The lights on the Dalles dam glowed red white and blue all night long.The large flag painted on the powerhouse is kinda like the one on a Union Pacific Locomotive. Maybe its painted by the same person. Or they got the pattern at paint a flag dot com.

 All that patriotism only made me think that our national legacy will be the destruction of all the things that keep humans alive, oh and war.

I rode on downstream to Hood River and roamed around for a while thinking aboot where I should go next.  I settled on going to Astoria so as to then be able to ride the entire Oregon, and part of California coast.

I needed to get back to Washington to do this, and it just so happened there was a bridge nearby. I headed towards it, and when I committed to going over this bridge, I learned that this was a toll bridge.
Hood River – White Salmon Interstate Bridge



 I pulled off a glove and reached in my pocket cuz I knew there were several dollar bills in there for just this type of situation, only I was wearing the new jacket I picked up in Spokane and there were no dollar bills in the pocket.

I did the only thing you can do in this situation when there is no fast track lane,  I pulled up to the toll booth, tried not to slip on the oil, and told the attendant that this will take me a minute as my pocket book was in my pocket, and I hadn’t been able to pull it out shuffling up to the toll gate.  

She was in no hurry, and I fumbled around and pulled out a $20.00 She said don’t you have anything smaller, and I replied I have a Canadian $20.00

The toll apparently for motor bikes was only $1.00, and she handed me back two stacks of $1.00-dollar bills that were paper-clipped together. She was obviously saving them for just this type of situation. I should have counted my change but decided that keeping traffic waiting any longer probably wasn’t a good idea, so I stuck everything in my jacket pocket zipped it up and floored it.

The toll gate experience was pretty special, but I have to get my pal Daisy Corn to ride this bridge because as soon as you leave the toll booth  in Hood River the surface all the way to Washington is metal grate.
Daisy doesn’t like metal decks much. They don’t bother me except when the traffic is moving at 10 miles per hour and I am trying to keep a 900-pound motor bike going. 

I always like to look down and see the water and when I did that, I discovered that my favorite glove, well only the right one was now clinging to my jacket via some Velcro.

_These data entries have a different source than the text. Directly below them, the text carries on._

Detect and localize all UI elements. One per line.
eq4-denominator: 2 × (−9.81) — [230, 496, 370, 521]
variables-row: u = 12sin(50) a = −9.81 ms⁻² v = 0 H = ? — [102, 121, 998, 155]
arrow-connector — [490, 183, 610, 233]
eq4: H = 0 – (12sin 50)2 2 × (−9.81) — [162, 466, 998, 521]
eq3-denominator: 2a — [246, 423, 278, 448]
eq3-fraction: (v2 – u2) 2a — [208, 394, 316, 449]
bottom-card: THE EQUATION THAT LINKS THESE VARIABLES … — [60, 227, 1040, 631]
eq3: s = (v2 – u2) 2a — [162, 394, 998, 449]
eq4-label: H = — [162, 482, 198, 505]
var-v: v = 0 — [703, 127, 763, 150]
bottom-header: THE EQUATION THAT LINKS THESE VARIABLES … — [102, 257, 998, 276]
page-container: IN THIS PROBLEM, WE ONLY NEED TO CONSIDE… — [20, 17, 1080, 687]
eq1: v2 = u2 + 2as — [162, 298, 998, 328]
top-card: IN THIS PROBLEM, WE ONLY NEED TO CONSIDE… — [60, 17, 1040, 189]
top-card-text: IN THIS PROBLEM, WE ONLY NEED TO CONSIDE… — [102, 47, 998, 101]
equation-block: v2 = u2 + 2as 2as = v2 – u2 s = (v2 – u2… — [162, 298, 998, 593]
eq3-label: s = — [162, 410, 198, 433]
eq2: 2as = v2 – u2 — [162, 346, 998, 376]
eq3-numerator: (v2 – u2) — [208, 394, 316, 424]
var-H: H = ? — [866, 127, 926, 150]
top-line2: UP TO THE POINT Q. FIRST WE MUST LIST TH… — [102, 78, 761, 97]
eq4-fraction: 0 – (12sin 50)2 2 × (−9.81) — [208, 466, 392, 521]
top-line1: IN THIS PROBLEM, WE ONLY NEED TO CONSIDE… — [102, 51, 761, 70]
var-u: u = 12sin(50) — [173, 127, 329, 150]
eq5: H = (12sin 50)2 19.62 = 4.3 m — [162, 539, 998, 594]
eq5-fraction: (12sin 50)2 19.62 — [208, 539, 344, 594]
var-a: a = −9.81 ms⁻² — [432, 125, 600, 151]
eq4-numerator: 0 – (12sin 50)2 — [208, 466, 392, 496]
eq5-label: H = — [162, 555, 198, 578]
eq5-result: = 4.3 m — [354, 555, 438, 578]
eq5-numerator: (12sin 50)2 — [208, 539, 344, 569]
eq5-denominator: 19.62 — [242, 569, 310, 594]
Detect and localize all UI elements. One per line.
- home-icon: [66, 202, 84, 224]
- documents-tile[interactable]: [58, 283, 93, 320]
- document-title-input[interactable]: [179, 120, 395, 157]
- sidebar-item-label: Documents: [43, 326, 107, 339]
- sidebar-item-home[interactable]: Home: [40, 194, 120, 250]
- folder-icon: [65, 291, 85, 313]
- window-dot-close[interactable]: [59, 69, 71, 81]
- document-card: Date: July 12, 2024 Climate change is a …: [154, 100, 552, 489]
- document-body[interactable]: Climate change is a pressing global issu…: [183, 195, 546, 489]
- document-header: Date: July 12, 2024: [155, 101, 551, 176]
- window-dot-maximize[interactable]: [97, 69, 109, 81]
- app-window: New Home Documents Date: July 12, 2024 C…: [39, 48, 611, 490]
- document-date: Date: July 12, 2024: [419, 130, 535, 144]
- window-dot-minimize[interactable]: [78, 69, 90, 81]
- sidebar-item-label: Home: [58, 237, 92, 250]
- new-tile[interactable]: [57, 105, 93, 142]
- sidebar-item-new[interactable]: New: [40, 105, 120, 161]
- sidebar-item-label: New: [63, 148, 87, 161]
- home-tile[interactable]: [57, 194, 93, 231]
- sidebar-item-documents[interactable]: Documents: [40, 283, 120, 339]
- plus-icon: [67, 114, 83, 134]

Briefly I thought aboot stopping and putting my glove back on, but the giant pick up truck behind me was very close, and so I carried on thinking that if my favorite right glove did become detached, that it would fly off down to the river and become lodged in a turbine causing a power outage for at least two states. That made losing a favorite glove worth while.

At the end of the bridge a traffic light afforded time enough to connect my hand with its glove, and then a left turn back on to highway 14 and low and behold something to photograph but hardly a place to pull over.


Oregon's Mount Hood

Incidentally the mountain was named by Lt. William Broughton who was a member of Captain Vancouver's discovery expedition. He named it for Samuel Hood who was a British Admiral

White Salmon is a tributary to the Columbia and the site of the White Salmon hatchery. It was the first place on the river that smelled like fish.

Little did I know I was to have a Big Foot sighting just a few miles down the road, and it was time for a break anyway, so I pulled up and ordered an espresso.